Crohn's disease (CD), a subtype of inflammatory bowel disease, is a growing health concern. In this study, we examined the influence of biologics on prescription trends and steroid dependency.
This retrospective longitudinal analysis of insurance coverage spanned at least 1 year before and 1 year after the inflammatory bowel disease diagnosis and enrolled 4476 patients with CD. The study period was divided into the pre-biologics and post-biologics eras according to the date when the first CD-related prescription was issued. We examined prescription patterns, steroid dependency rates, and concurrent use of immunomodulators or biologics.

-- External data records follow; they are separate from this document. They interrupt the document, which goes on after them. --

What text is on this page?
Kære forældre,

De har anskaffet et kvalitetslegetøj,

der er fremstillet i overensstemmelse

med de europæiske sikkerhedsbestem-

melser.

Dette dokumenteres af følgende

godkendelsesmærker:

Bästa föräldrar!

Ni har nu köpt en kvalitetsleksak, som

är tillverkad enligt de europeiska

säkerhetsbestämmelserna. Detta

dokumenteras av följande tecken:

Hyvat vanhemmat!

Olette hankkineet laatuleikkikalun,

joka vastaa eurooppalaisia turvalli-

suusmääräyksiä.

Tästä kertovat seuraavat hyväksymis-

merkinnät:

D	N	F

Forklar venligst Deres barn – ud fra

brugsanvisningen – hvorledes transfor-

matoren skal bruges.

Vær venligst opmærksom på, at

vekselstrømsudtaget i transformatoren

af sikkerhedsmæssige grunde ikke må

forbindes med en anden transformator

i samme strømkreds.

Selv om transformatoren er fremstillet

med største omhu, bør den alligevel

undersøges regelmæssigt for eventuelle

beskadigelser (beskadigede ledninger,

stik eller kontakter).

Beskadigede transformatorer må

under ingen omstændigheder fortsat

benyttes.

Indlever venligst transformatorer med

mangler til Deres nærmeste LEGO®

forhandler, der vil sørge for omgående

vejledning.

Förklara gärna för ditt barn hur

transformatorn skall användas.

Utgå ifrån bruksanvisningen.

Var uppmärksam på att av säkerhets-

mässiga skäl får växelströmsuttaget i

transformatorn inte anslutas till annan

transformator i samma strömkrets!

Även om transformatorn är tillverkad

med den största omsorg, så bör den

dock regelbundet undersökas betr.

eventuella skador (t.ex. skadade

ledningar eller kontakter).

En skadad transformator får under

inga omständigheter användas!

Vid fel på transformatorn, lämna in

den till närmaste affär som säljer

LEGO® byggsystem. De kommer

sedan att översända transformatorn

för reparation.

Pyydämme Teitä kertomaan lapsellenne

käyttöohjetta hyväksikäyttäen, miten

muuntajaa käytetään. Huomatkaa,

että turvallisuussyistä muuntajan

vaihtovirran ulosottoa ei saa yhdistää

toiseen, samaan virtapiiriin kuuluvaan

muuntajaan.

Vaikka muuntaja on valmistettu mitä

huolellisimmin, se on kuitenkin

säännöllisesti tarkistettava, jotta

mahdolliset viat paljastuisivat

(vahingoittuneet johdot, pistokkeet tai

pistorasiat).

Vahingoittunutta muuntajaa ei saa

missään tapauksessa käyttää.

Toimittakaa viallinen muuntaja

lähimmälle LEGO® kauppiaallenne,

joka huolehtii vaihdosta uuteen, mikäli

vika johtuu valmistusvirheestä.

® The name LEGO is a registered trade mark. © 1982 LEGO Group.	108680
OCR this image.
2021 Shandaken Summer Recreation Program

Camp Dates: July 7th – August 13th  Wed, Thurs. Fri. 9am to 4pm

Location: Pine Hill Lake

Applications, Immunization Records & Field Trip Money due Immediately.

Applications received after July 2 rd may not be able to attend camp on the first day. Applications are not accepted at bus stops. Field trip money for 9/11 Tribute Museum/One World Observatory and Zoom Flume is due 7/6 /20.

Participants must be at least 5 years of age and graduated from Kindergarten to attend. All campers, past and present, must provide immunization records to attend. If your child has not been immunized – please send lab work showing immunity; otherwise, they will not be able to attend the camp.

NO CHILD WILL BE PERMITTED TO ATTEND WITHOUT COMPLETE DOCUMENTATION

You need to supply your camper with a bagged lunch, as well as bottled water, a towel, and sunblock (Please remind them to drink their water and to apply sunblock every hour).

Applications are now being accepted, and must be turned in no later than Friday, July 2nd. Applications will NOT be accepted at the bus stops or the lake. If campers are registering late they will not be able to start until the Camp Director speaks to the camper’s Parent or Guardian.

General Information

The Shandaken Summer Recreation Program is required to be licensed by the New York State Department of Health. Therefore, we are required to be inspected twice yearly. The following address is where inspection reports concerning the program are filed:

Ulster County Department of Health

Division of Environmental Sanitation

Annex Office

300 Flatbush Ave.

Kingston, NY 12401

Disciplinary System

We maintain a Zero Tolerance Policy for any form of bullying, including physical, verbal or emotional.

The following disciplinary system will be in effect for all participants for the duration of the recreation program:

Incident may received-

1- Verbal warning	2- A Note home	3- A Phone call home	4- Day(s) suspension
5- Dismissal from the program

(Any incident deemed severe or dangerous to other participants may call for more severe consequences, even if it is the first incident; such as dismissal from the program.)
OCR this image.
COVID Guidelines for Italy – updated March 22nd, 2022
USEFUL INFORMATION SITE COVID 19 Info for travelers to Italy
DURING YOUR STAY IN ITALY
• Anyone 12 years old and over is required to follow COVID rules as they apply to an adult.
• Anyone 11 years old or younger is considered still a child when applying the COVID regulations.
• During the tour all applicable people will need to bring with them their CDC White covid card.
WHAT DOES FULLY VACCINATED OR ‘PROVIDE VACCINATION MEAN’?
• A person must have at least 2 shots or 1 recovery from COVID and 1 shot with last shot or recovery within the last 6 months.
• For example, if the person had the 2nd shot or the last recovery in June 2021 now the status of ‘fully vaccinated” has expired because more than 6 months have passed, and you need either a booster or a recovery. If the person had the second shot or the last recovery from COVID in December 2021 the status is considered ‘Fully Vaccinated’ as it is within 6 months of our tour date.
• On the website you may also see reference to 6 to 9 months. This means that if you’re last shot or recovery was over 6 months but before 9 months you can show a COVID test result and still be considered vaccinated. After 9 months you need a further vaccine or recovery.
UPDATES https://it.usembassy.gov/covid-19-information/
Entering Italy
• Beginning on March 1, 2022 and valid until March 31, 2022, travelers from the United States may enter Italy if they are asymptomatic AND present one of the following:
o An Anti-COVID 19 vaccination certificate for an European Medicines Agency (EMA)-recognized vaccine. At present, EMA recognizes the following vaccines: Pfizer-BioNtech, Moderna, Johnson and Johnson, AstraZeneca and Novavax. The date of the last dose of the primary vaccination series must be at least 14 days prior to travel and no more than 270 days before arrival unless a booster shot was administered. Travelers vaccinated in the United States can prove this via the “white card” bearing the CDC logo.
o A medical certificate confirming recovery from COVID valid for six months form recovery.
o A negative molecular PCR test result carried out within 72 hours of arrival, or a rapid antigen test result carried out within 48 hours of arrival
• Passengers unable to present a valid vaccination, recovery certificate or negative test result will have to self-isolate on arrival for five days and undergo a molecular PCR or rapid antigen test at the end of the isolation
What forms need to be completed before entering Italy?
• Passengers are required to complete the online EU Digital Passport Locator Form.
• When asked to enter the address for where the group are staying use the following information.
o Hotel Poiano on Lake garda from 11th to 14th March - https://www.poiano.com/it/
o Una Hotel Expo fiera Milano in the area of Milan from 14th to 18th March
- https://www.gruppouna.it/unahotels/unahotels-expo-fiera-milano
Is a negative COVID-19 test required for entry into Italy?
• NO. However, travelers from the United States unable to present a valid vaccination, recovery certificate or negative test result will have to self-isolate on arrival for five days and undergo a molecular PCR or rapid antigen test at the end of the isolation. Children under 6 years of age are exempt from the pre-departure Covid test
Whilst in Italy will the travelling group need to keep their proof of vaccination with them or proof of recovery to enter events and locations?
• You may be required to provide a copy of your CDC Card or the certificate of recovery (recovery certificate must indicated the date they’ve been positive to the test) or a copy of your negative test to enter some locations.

The CD incidence ranged from 1.6 to 1.3 cases per 100,000 patients between 2006 and 2018. During the pre-biologics era, the initial medications primarily comprised steroids (76.2%), followed by 5-aminosalicylic acid (44%) and immunomodulators (5.8%). During the post-biologics era, the initial prescription rates of steroids (69.8%) and 5-aminosalicylic acid (60.5%) remained high, and the Immunomodulators prescription rate increased to 14.7%. Steroid dependency was observed in 25.5 of 1000 and 22.1 of 1000 person-years during the pre-biologics and post-biologics eras, respectively. In the pre-biologics era, 6.1% of patients with steroid dependence received concurrent treatment with immunomodulators within the first 6 months. In the post-biologics era, this percentage increased to 24.2%, with some patients receiving immunomodulators or biologics.
The incidence rate in Taiwan showed a stable trend annually. Biologics approval and policy implementation resulted in increased immunomodulator use and decreased steroid dependency.
克罗恩病(CD)是炎症性肠病的一种亚型,日益受到健康关注。在本研究中,我们考察了生物制剂对处方趋势和类固醇依赖的影响。
这项对保险覆盖情况的回顾性纵向分析涵盖了炎症性肠病诊断前至少1年和诊断后1年,纳入了4476例CD患者。研究期根据首张与CD相关处方开具的日期分为生物制剂前时代和生物制剂后时代。我们考察了处方模式、类固醇依赖率以及免疫调节剂或生物制剂的联合使用情况。
2006年至2018年期间,台湾地区CD发病率为每10万人1.6至1.3例。在生物制剂前时代,初始用药主要为类固醇(76.2%),其次是5-氨基水杨酸(44%)和免疫调节剂(5.8%)。在生物制剂后时代,类固醇(69.8%)和5-氨基水杨酸(60.5%)的初始处方率仍然很高,免疫调节剂处方率增至14.7%。在生物制剂前时代和生物制剂后时代,分别观察到每1000人年有25.5例和22.1例出现类固醇依赖。在生物制剂前时代,6.1%的类固醇依赖患者在最初6个月内接受了免疫调节剂联合治疗。在生物制剂后时代,这一比例增至24.2%,一些患者接受了免疫调节剂或生物制剂治疗。
台湾地区的发病率呈逐年稳定趋势。生物制剂获批及政策实施导致免疫调节剂使用增加,类固醇依赖减少。